1. Why not use the reward model as a supervised loss?

If the reward model scores responses, why not just maximize that score with gradient descent on the reward model’s output? Why do we need RL at all? (Hint: think about what happens to the reward model’s accuracy under heavy optimization.)

Show answer

The reward model is a proxy trained on a finite dataset of preferences. If you directly maximize it with gradient descent, you exploit its imperfections — the model finds adversarial inputs that score highly but are not genuinely good. RL with a KL penalty limits how far the model can drift, keeping it in the region where the reward model’s predictions are meaningful. Without this constraint, you get runaway reward hacking.
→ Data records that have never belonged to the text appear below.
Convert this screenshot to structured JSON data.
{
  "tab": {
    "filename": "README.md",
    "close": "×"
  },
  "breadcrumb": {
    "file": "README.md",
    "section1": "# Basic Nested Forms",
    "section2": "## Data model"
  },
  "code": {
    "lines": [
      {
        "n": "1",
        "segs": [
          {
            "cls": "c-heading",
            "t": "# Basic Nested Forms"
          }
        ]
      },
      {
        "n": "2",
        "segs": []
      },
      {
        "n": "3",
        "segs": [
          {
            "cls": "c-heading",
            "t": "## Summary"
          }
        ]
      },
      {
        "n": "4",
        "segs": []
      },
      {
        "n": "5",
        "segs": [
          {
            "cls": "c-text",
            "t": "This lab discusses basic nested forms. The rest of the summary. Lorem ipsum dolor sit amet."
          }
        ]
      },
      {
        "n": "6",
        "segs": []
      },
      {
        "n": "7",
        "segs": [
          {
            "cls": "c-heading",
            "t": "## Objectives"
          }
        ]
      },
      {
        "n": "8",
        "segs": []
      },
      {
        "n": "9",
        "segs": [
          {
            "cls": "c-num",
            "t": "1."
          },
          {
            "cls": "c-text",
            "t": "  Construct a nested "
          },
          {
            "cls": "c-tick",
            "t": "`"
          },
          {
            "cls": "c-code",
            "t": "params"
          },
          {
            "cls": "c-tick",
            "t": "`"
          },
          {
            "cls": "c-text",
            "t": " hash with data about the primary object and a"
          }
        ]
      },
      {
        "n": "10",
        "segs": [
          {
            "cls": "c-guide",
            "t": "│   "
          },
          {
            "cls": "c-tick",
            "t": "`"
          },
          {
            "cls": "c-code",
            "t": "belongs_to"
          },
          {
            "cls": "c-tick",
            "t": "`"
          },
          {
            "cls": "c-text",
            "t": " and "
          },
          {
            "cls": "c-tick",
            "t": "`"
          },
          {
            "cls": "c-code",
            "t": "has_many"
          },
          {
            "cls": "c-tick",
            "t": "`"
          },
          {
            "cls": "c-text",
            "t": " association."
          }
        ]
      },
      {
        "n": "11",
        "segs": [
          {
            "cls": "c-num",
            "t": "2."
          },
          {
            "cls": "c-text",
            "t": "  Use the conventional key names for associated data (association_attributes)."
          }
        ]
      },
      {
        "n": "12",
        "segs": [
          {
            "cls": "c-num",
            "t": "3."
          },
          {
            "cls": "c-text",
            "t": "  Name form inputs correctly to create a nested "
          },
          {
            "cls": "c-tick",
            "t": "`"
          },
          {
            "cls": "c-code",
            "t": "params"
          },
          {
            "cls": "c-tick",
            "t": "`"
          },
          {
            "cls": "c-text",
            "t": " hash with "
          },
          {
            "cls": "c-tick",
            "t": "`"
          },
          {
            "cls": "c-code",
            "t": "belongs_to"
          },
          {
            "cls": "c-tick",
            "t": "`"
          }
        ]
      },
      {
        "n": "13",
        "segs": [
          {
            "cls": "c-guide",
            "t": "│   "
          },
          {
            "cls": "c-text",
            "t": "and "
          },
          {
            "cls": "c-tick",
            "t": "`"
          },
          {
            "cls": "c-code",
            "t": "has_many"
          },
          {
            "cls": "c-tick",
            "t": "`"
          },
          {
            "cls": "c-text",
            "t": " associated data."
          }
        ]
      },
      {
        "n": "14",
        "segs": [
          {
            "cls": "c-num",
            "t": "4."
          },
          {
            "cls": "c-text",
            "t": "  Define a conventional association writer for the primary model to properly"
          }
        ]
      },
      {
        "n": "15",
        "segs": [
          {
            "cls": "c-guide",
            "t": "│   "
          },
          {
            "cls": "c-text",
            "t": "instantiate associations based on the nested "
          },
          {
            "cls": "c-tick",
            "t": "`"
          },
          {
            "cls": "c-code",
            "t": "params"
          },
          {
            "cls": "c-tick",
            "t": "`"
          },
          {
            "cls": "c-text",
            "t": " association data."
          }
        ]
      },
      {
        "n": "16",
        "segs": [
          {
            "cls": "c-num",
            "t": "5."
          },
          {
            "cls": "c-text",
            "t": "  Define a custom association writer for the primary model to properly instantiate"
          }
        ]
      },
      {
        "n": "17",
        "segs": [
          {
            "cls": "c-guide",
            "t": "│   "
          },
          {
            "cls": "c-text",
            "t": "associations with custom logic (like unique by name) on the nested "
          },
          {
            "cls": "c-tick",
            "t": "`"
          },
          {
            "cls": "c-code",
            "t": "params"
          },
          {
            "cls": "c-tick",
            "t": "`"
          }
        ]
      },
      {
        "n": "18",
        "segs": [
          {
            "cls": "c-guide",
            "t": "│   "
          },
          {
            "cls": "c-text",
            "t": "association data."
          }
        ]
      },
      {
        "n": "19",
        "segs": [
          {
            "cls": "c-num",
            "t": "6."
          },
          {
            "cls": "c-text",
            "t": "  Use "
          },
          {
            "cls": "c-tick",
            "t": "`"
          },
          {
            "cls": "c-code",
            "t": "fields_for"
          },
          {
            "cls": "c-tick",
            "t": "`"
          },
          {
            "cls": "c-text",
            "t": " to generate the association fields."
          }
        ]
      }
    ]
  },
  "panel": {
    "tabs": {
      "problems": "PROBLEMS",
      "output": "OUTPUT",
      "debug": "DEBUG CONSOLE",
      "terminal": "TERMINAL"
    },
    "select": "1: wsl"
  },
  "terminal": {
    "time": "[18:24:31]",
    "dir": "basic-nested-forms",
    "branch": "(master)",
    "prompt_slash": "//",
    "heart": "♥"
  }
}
2. What happens with very high or very low KL penalty?

Consider the RLHF objective

J(\theta) = \mathbb{E}[r_\phi(x,y)] - \beta \cdot D_{\text{KL}}(\pi_\theta \| \pi_{\text{ref}})

. What happens when

\beta \rightarrow \infty

? When

\beta \rightarrow 0

Show answer

When $\beta \rightarrow \infty$ , the KL penalty dominates and the model stays virtually identical to the reference policy — it barely learns anything from the reward signal. When $\beta \rightarrow 0$ , the model optimizes the reward freely with no constraint, leading to aggressive reward hacking and mode collapse. The optimal $\beta$ is a sweet spot: enough constraint to prevent exploitation, enough freedom to improve.

3. Why does GRPO need multiple completions while PPO needs only one?

PPO generates one response per prompt and uses a critic for advantage estimation. GRPO generates a group of responses. Why is the group necessary?

Show answer

GRPO eliminates the critic (value network) by using group statistics as the baseline. Without a critic, there is no way to estimate “how good is this response compared to expectation?” from a single sample. The group provides the comparison: a response’s advantage is computed relative to the group mean and standard deviation. With only one response, the mean equals the reward and the advantage is always zero — no learning signal.

4. When does DPO outperform GRPO, and vice versa?

Consider the differences in data requirements, training dynamics, and reward types.

Show answer

DPO excels when you have high-quality, static preference data and the task is well-covered by that data. It is simpler to train and does not require generation during training. GRPO excels when you have verifiable rewards (math, code) or need online learning — it generates fresh data and adapts to the model’s current behavior. DPO struggles with distribution shift (the model moves away from where preferences were collected); GRPO avoids this because it collects new data each step.

Coding

1. Implement a reward model training loop

Write the Bradley-Terry loss function and a training loop that takes preference pairs (prompt, chosen, rejected) and trains a reward model. Track accuracy on a held-out validation set.

2. Implement simplified GRPO

Implement the core GRPO loop: sample G completions per prompt, compute verifiable rewards (e.g., math correctness), normalize advantages within the group, and update the policy with a clipped objective. Test on simple arithmetic problems.

3. Simulate reward hacking

Create a “true” reward and a “proxy” reward that correlates with it but has exploitable gaps. Train a simple policy to maximize the proxy and plot both rewards over time. Then add a KL penalty and observe how it mitigates the divergence.

Exploration

1. Aligning systems smarter than us

Imagine a model that can solve mathematical problems no human has solved. How would you verify its proofs? How would you ensure it is not subtly wrong in ways no evaluator can detect? Propose a protocol combining multiple approaches from this chapter.

2. Designing rewards for unverifiable tasks

Pick a task where automated verification is impossible (e.g., creative writing, ethical reasoning, long-term planning). Design a reward function that minimizes the opportunity for reward hacking. What trade-offs do you accept?